Grand Funk Railroad’s impressive catalogue of hits earned them 10 platinum, 12 gold albums and they are considered the biggest American rock group in history. The band sold out New York Shea Stadium in 72 hours, smashing the record held by The Beatles.
They hooked up with some of music’s greats, including Frank Zappa, who produced their album Good Singing, Good Playing (1970) and Todd Rundgren, who produced two of their biggest albums We’re An American Band (1973) and Shinin’ On (1974).
Brewer and Schacher joined with seasoned musicians Max Carl (vocals), Mark Chatfield (guitars) and Tim Cashion (keyboards), are celebrating GFR’s 50th anniversary of their hit version of “The Locomotion” with The Loco-Motion Tour 2024, which careens into Patchogue Theatre for the Performing Arts on Sept. 14.
It was a privilege to get this in-depth interview with Brewer.
What can audiences expect when they come to your concert at Patchogue Theatre?
We focus on playing the Grand Funk hits “I’m Your Captain,” “Closer to Home,” “The Loco-Motion,” “Some Kind of Wonderful,” “We’re An American Band,” and a few others we’ll throw into the show. We know people are coming to hear Grand Funk and we want to give them what they want.
This is the 50th anniversary of GFR’s version of “The Loco-Motion.” Why did the band originally choose to cover Little Eva’s hit song?
It was a fluke. We had just come off our big hit album, We’re An American Band, and had two Top 40 hits with “We’re An American Band” and “Walk Like a Man.” We went into the studio with Todd Rundgren and were working on material for the next album, Shinin’ On. We needed one more song and came up with how about Grand Funk Railroad doing “The Loco-Motion.” It was so silly, maybe it would work. We got the lyrics to the song, listened to the record and played it. We went into the studio with Todd and he just knows how to work the dials, so he made it sound like a big party going on. When we play it live, somebody in the audience starts a conga line and people are dancing in front of the stage. It’s a great song!
Who originally thought of the band’s cool name?

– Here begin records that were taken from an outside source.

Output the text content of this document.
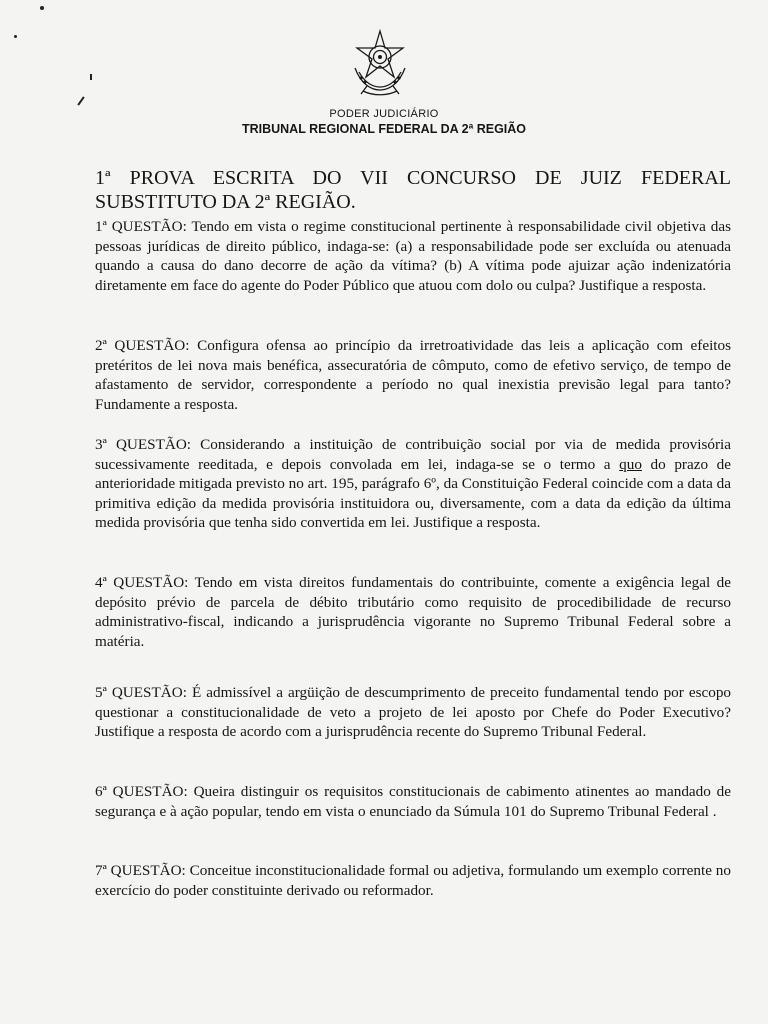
PODER JUDICIÁRIO
TRIBUNAL REGIONAL FEDERAL DA 2ª REGIÃO
1ª PROVA ESCRITA DO VII CONCURSO DE JUIZ FEDERAL SUBSTITUTO DA 2ª REGIÃO.

1ª QUESTÃO: Tendo em vista o regime constitucional pertinente à responsabilidade civil objetiva das pessoas jurídicas de direito público, indaga-se: (a) a responsabilidade pode ser excluída ou atenuada quando a causa do dano decorre de ação da vítima? (b) A vítima pode ajuizar ação indenizatória diretamente em face do agente do Poder Público que atuou com dolo ou culpa? Justifique a resposta.

2ª QUESTÃO: Configura ofensa ao princípio da irretroatividade das leis a aplicação com efeitos pretéritos de lei nova mais benéfica, assecuratória de cômputo, como de efetivo serviço, de tempo de afastamento de servidor, correspondente a período no qual inexistia previsão legal para tanto? Fundamente a resposta.

3ª QUESTÃO: Considerando a instituição de contribuição social por via de medida provisória sucessivamente reeditada, e depois convolada em lei, indaga-se se o termo a quo do prazo de anterioridade mitigada previsto no art. 195, parágrafo 6º, da Constituição Federal coincide com a data da primitiva edição da medida provisória instituidora ou, diversamente, com a data da edição da última medida provisória que tenha sido convertida em lei. Justifique a resposta.

4ª QUESTÃO: Tendo em vista direitos fundamentais do contribuinte, comente a exigência legal de depósito prévio de parcela de débito tributário como requisito de procedibilidade de recurso administrativo-fiscal, indicando a jurisprudência vigorante no Supremo Tribunal Federal sobre a matéria.

5ª QUESTÃO: É admissível a argüição de descumprimento de preceito fundamental tendo por escopo questionar a constitucionalidade de veto a projeto de lei aposto por Chefe do Poder Executivo? Justifique a resposta de acordo com a jurisprudência recente do Supremo Tribunal Federal.

6ª QUESTÃO: Queira distinguir os requisitos constitucionais de cabimento atinentes ao mandado de segurança e à ação popular, tendo em vista o enunciado da Súmula 101 do Supremo Tribunal Federal .

7ª QUESTÃO: Conceitue inconstitucionalidade formal ou adjetiva, formulando um exemplo corrente no exercício do poder constituinte derivado ou reformador.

We grew up in a little town called Swartz Creek, Michigan, which is right outside of Flint. You pulled up to the railroad crossing and the train would go by with box cars that had “Grand Trunk and Western Railroad.” In the ’60s, we were a band called “The Pack” and we wanted a change. A new term for music had come along around 1966, “funk.” So, we did a play on words, instead of Grand Trunk Railroad, we became Grand Funk Railroad because it related to where we were from, it sounded big and powerful, and at that time it was risqué. People asked, “What’s the name of your band?” Grand Funk Railroad. They immediately thought we were saying the other four-letter word.

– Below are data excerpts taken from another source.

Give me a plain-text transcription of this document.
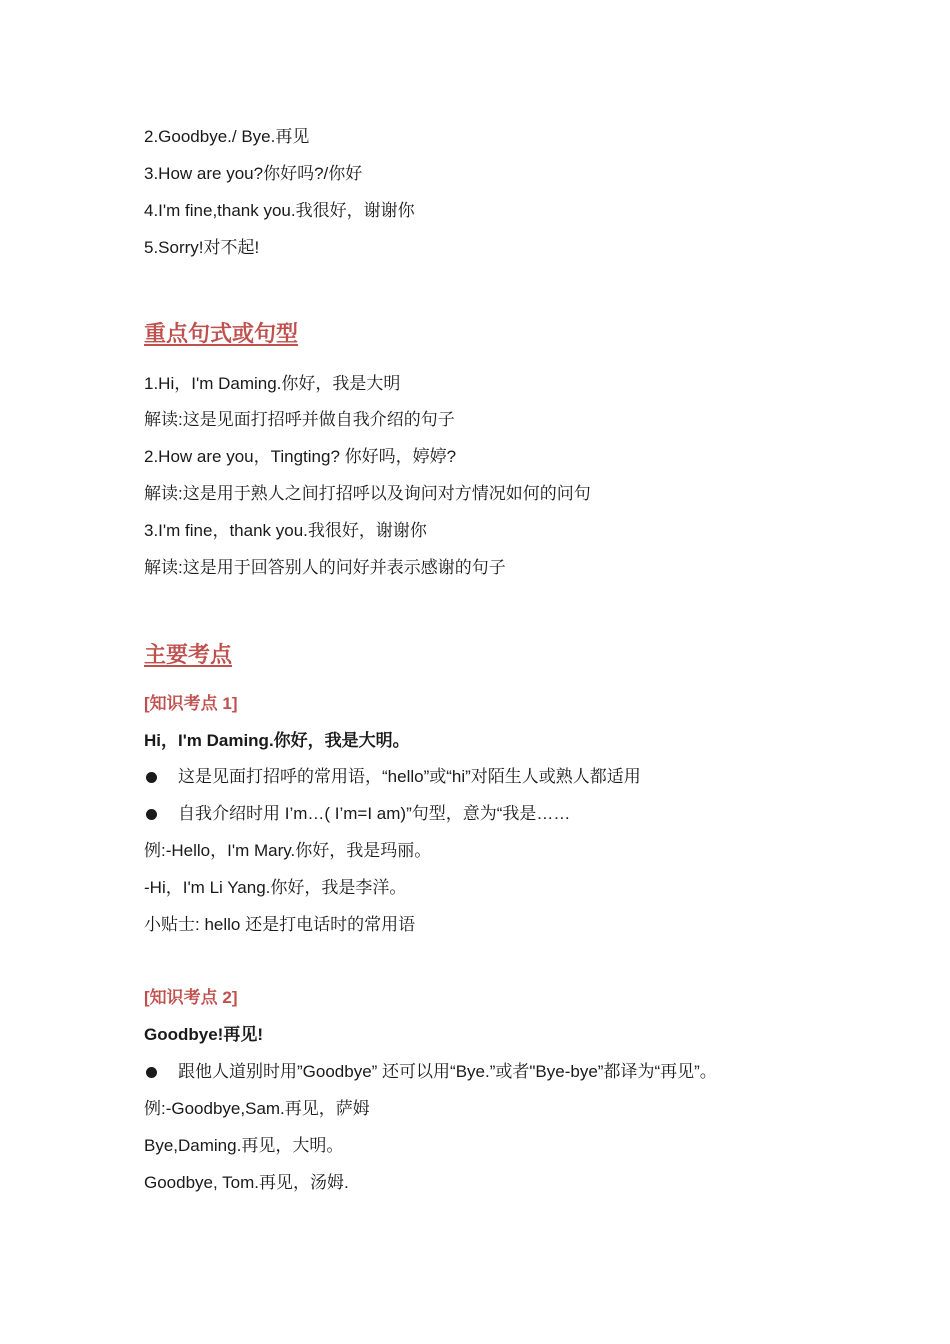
2.Goodbye./ Bye.再见
3.How are you?你好吗?/你好
4.I'm fine,thank you.我很好，谢谢你
5.Sorry!对不起!
重点句式或句型
1.Hi，I'm Daming.你好，我是大明
解读:这是见面打招呼并做自我介绍的句子
2.How are you，Tingting? 你好吗，婷婷?
解读:这是用于熟人之间打招呼以及询问对方情况如何的问句
3.I'm fine，thank you.我很好，谢谢你
解读:这是用于回答别人的问好并表示感谢的句子
主要考点
[知识考点 1]
Hi，I'm Daming.你好，我是大明。
这是见面打招呼的常用语，“hello”或“hi”对陌生人或熟人都适用
自我介绍时用 I’m…( I’m=I am)”句型，意为“我是……
例:-Hello，I'm Mary.你好，我是玛丽。
-Hi，I'm Li Yang.你好，我是李洋。
小贴士: hello 还是打电话时的常用语
[知识考点 2]
Goodbye!再见!
跟他人道别时用”Goodbye” 还可以用“Bye.”或者"Bye-bye”都译为“再见”。
例:-Goodbye,Sam.再见，萨姆
Bye,Daming.再见，大明。
Goodbye, Tom.再见，汤姆.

How does it feel knowing that you wrote maybe one of the greatest rock’n’roll songs ever with “We’re an American Band?”
It’s amazing! The Olympics in Paris just used it. When I wrote the song, I was trying to create a hit. We were going through a period where we had just finished six albums. They all went gold. Then we found out our manager, Terry Knight, had been stealing our money and we’d signed really bad contracts. We left Terry and he sued us. Also, we were a big FM underground radio band and they played the 7-minute songs we were making like “Inside, Looking Out” and “Closer to Home.” But all of that changed about the same time. Everything became hit radio. Hits became commercial 3-minute songs, so I analyzed hit records. It’s a verse, chorus, verse, chorus, bridge and then it goes back to the chorus and out. I wrote “We’re An American Band” around that format and I took little experiences that were happening to us on the road then I came up with the tag, “We’re An American Band.”
After 55 years, Grand Funk Railroad still brings in crowds. What do you attribute to the band’s staying power?

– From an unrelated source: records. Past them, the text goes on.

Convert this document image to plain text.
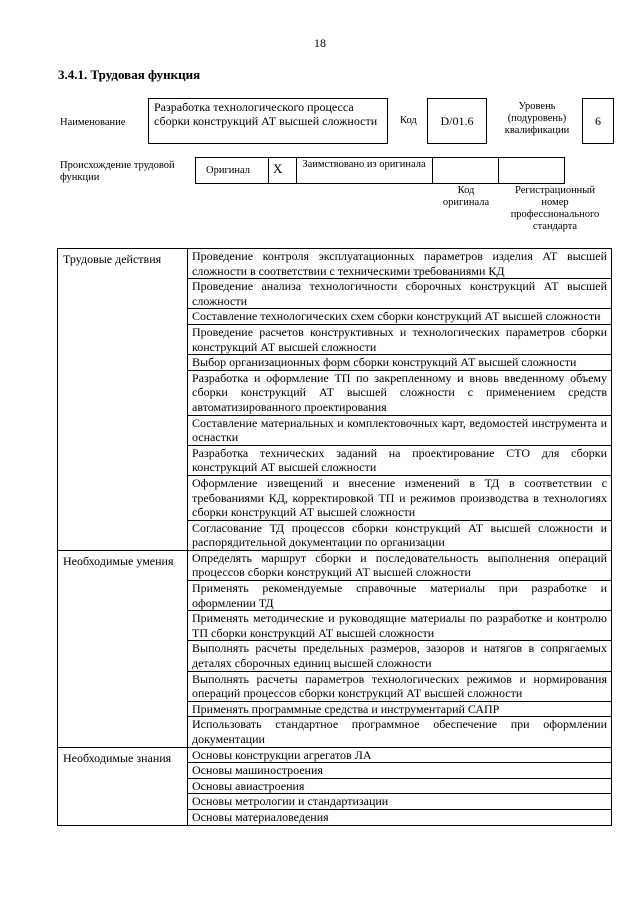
18
3.4.1. Трудовая функция
Наименование
Разработка технологического процесса сборки конструкций АТ высшей сложности	Код	D/01.6
Уровень (подуровень) квалификации
6
Происхождение трудовой функции
Оригинал X Заимствовано из оригинала
Код оригинала
Регистрационный номер профессионального стандарта
Трудовые действия	Проведение контроля эксплуатационных параметров изделия АТ высшей сложности в соответствии с техническими требованиями КД
	Проведение анализа технологичности сборочных конструкций АТ высшей сложности
	Составление технологических схем сборки конструкций АТ высшей сложности
	Проведение расчетов конструктивных и технологических параметров сборки конструкций АТ высшей сложности
	Выбор организационных форм сборки конструкций АТ высшей сложности
	Разработка и оформление ТП по закрепленному и вновь введенному объему сборки конструкций АТ высшей сложности с применением средств автоматизированного проектирования
	Составление материальных и комплектовочных карт, ведомостей инструмента и оснастки
	Разработка технических заданий на проектирование СТО для сборки конструкций АТ высшей сложности
	Оформление извещений и внесение изменений в ТД в соответствии с требованиями КД, корректировкой ТП и режимов производства в технологиях сборки конструкций АТ высшей сложности
	Согласование ТД процессов сборки конструкций АТ высшей сложности и распорядительной документации по организации
Необходимые умения	Определять маршрут сборки и последовательность выполнения операций процессов сборки конструкций АТ высшей сложности
	Применять рекомендуемые справочные материалы при разработке и оформлении ТД
	Применять методические и руководящие материалы по разработке и контролю ТП сборки конструкций АТ высшей сложности
	Выполнять расчеты предельных размеров, зазоров и натягов в сопрягаемых деталях сборочных единиц высшей сложности
	Выполнять расчеты параметров технологических режимов и нормирования операций процессов сборки конструкций АТ высшей сложности
	Применять программные средства и инструментарий САПР
	Использовать стандартное программное обеспечение при оформлении документации
Необходимые знания	Основы конструкции агрегатов ЛА
	Основы машиностроения
	Основы авиастроения
	Основы метрологии и стандартизации
	Основы материаловедения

I think the music that we created in the late ’60s and early ’70s was very honest rock ‘n’ roll. It was before they got technical and started spending a year in the studio recording an album. We used to record our albums in two or three days. We’d rehearse everything and go into the studio, cut the tracks one day, do the overdubs the next day then do the mixes on the third day and it was done. There wasn’t a lot of trickery in the recording. We didn’t have time to fix everything, so there are mistakes all over the place, but it lends itself to the times and it doesn’t get in the way of the song. What you played, that’s what it sounds like — it’s very honest rock and roll.